Pero no estamos perdidos, nosotros que seguimos a Cristo. Tenemos la respuesta, pero debemos poner en práctica lo que sabemos. Permíteme compartirte algunas maneras sencillas y prácticas de hacerlo cada día.
Primero, practica la gratitud. La alegría y la gratitud están estrechamente relacionadas. Cuando agradeces intencionalmente a Dios por lo que hace, incluso por las cosas pequeñas, cambias tu enfoque de lo que te falta a lo que ya te ha dado. Con frecuencia nos enfocamos solo en lo negativo, ¿verdad? Es nuestra naturaleza humana pecaminosa la que nos lleva así, pero ya no tenemos por qué ser víctimas de ello. Se agradecido. Expresa palabras de agradecimiento a lo largo del día, incluso si no las sientes. Y rechaza las palabras negativas. Ten cuidado con lo que te dices a ti mismo.
Segundo, cuida tus pensamientos. Si tu mente está constantemente llena de preocupaciones, comparaciones o dudas negativas, tu alegría no tiene muchas posibilidades. La Biblia nos enseña a someter todo pensamiento a Cristo. Querido amigo, te animo a que lo tomes literalmente. Cuando tus pensamientos comiencen a ser negativos, atrápalos y no permitas que permanezcan.

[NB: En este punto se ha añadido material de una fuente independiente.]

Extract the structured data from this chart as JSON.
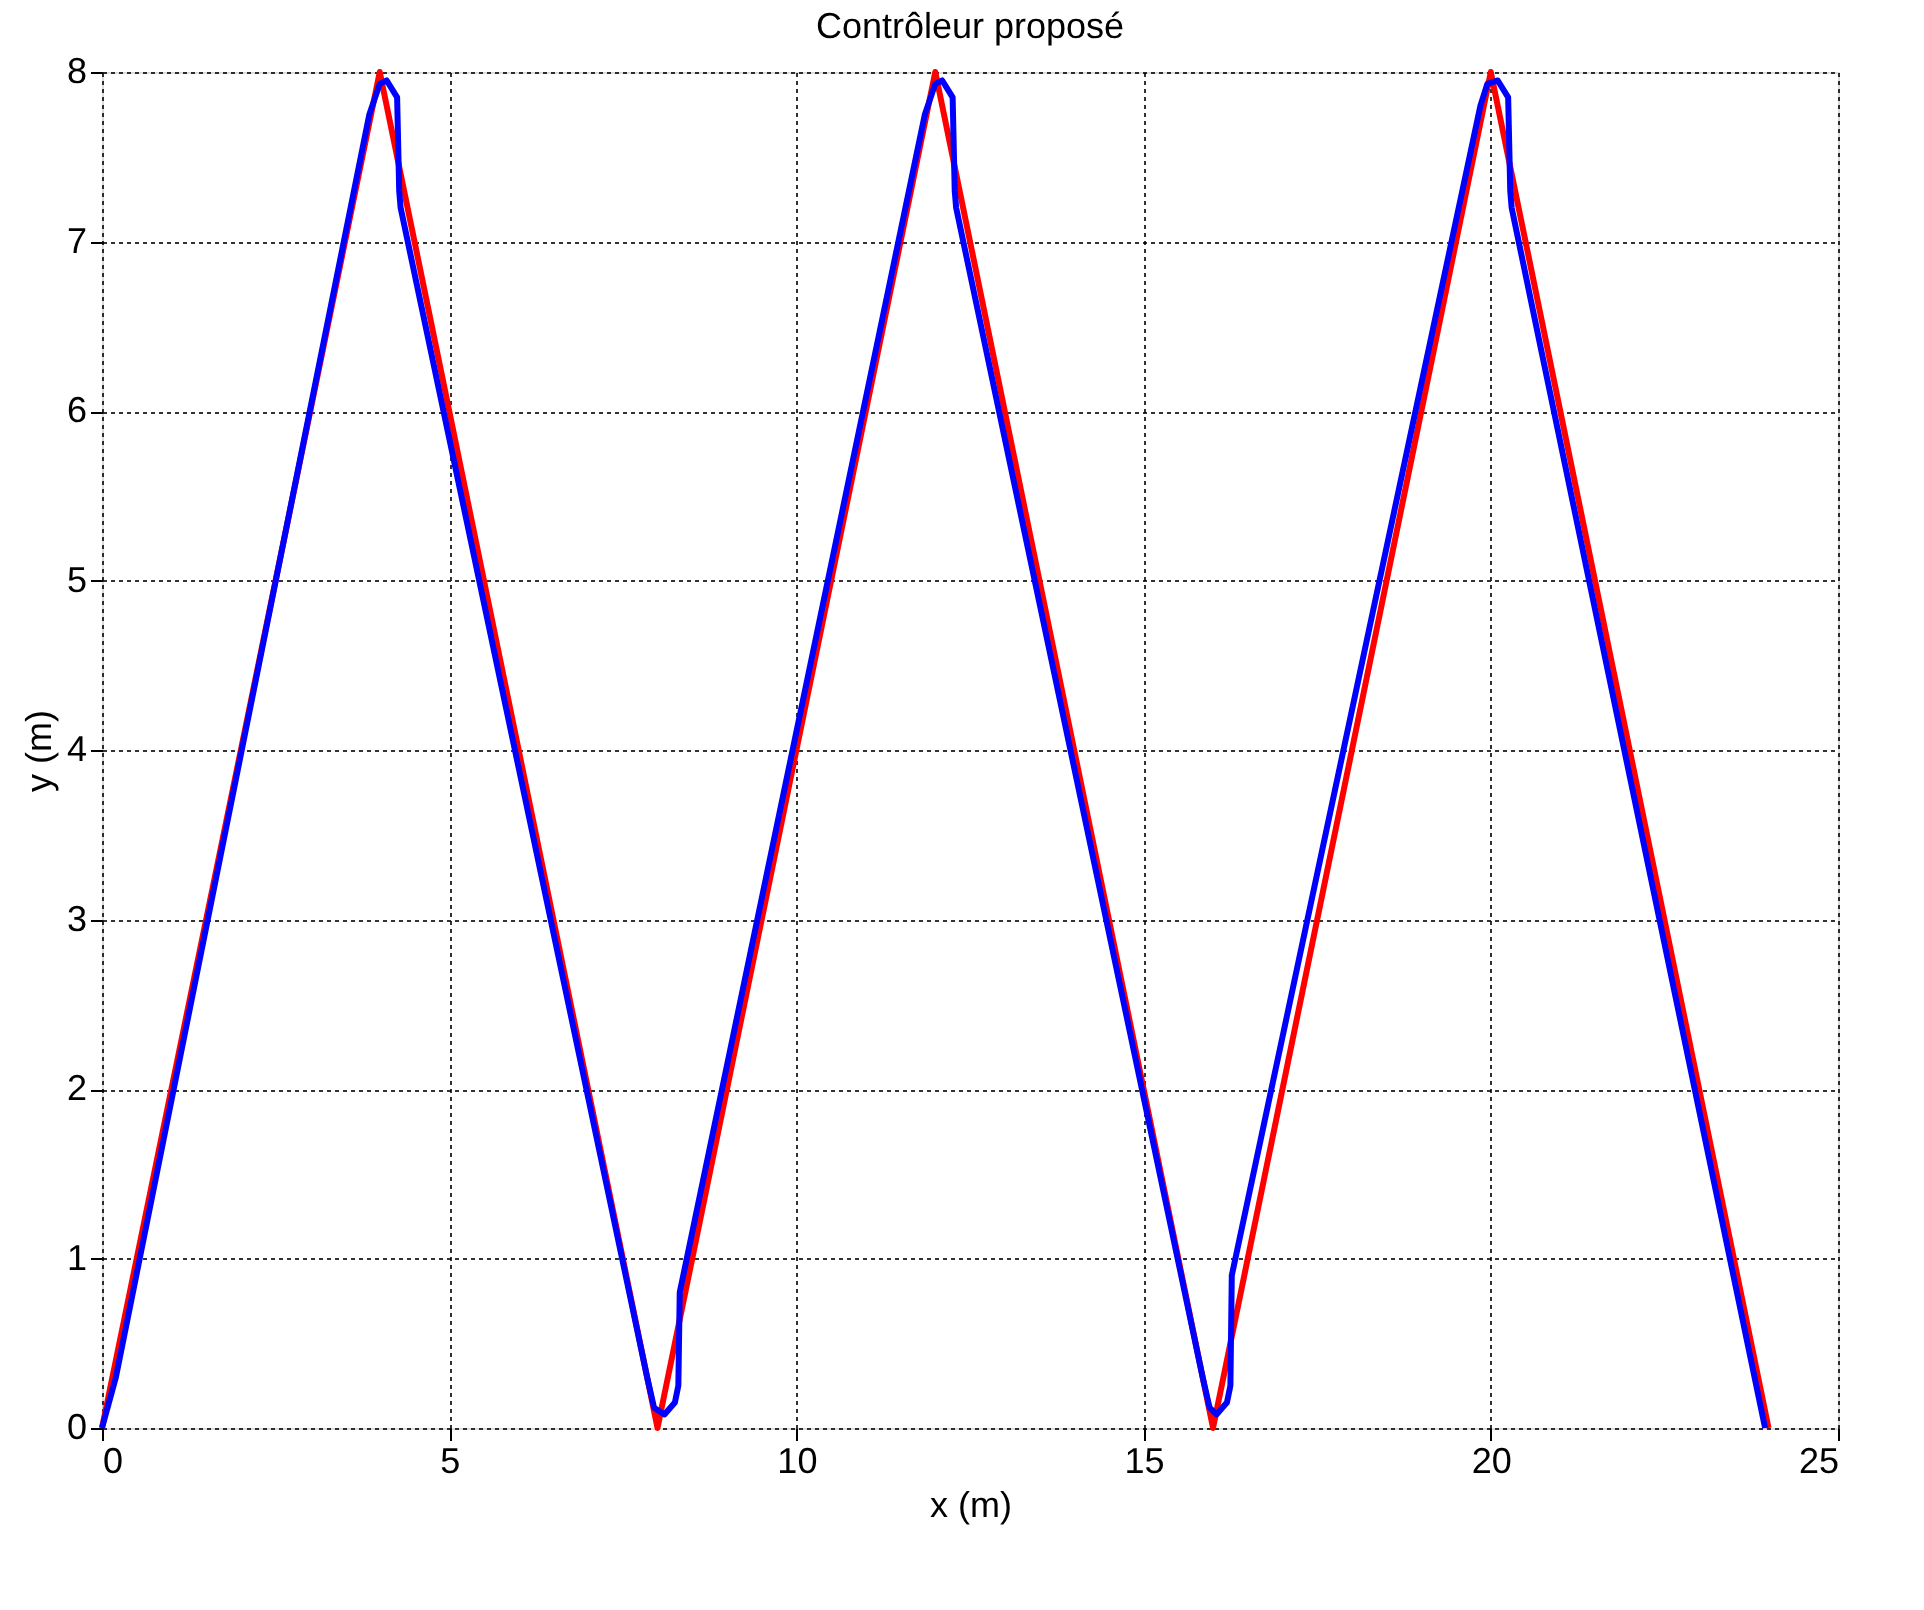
{
  "chart_data": {
    "type": "line",
    "title": "Contrôleur proposé",
    "xlabel": "x (m)",
    "ylabel": "y (m)",
    "xlim": [
      0,
      25
    ],
    "ylim": [
      0,
      8
    ],
    "xticks": [
      0,
      5,
      10,
      15,
      20,
      25
    ],
    "yticks": [
      0,
      1,
      2,
      3,
      4,
      5,
      6,
      7,
      8
    ],
    "grid": true,
    "line_style": "solid",
    "marker": "none",
    "series": [
      {
        "color": "#ff0000",
        "x": [
          0,
          4,
          8,
          12,
          16,
          20,
          24
        ],
        "values": [
          0,
          8,
          0,
          8,
          0,
          8,
          0
        ]
      },
      {
        "color": "#0000ff",
        "x": [
          0,
          0.2,
          3.85,
          4.0,
          4.1,
          4.25,
          4.28,
          4.3,
          7.85,
          7.95,
          8.1,
          8.25,
          8.3,
          8.32,
          11.85,
          12.0,
          12.1,
          12.25,
          12.28,
          12.3,
          15.85,
          15.95,
          16.05,
          16.2,
          16.25,
          16.27,
          19.85,
          19.95,
          20.1,
          20.25,
          20.28,
          20.3,
          23.95
        ],
        "values": [
          0,
          0.3,
          7.75,
          7.93,
          7.95,
          7.85,
          7.3,
          7.2,
          0.3,
          0.12,
          0.08,
          0.15,
          0.25,
          0.8,
          7.75,
          7.93,
          7.95,
          7.85,
          7.3,
          7.2,
          0.3,
          0.12,
          0.08,
          0.15,
          0.25,
          0.9,
          7.8,
          7.93,
          7.95,
          7.85,
          7.3,
          7.2,
          0
        ]
      }
    ]
  }
}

Tercero, mantente conectado con Dios todo el día. Dedica tiempo cada día a hablar con él, leer su palabra y escuchar. Y durante todo el día, eleva oraciones de un minuto para que su alegría te llene. Concéntrate en ello todo el día. Verás que la brecha de la alegría se cierra cuanto más consciente seas de la presencia de Jesús y la practiques.
Y finalmente, vive con propósito. Cuando haces lo que Dios te ha llamado a hacer —animar a los demás, servir, amar de verdad— hay una profunda alegría que proviene de saber que estás justo donde debes estar.
Y con el tiempo, notarás algo hermoso. La alegría se vuelve menos dependiente de lo que sucede a tu alrededor y más arraigada en lo que Dios está haciendo dentro de ti.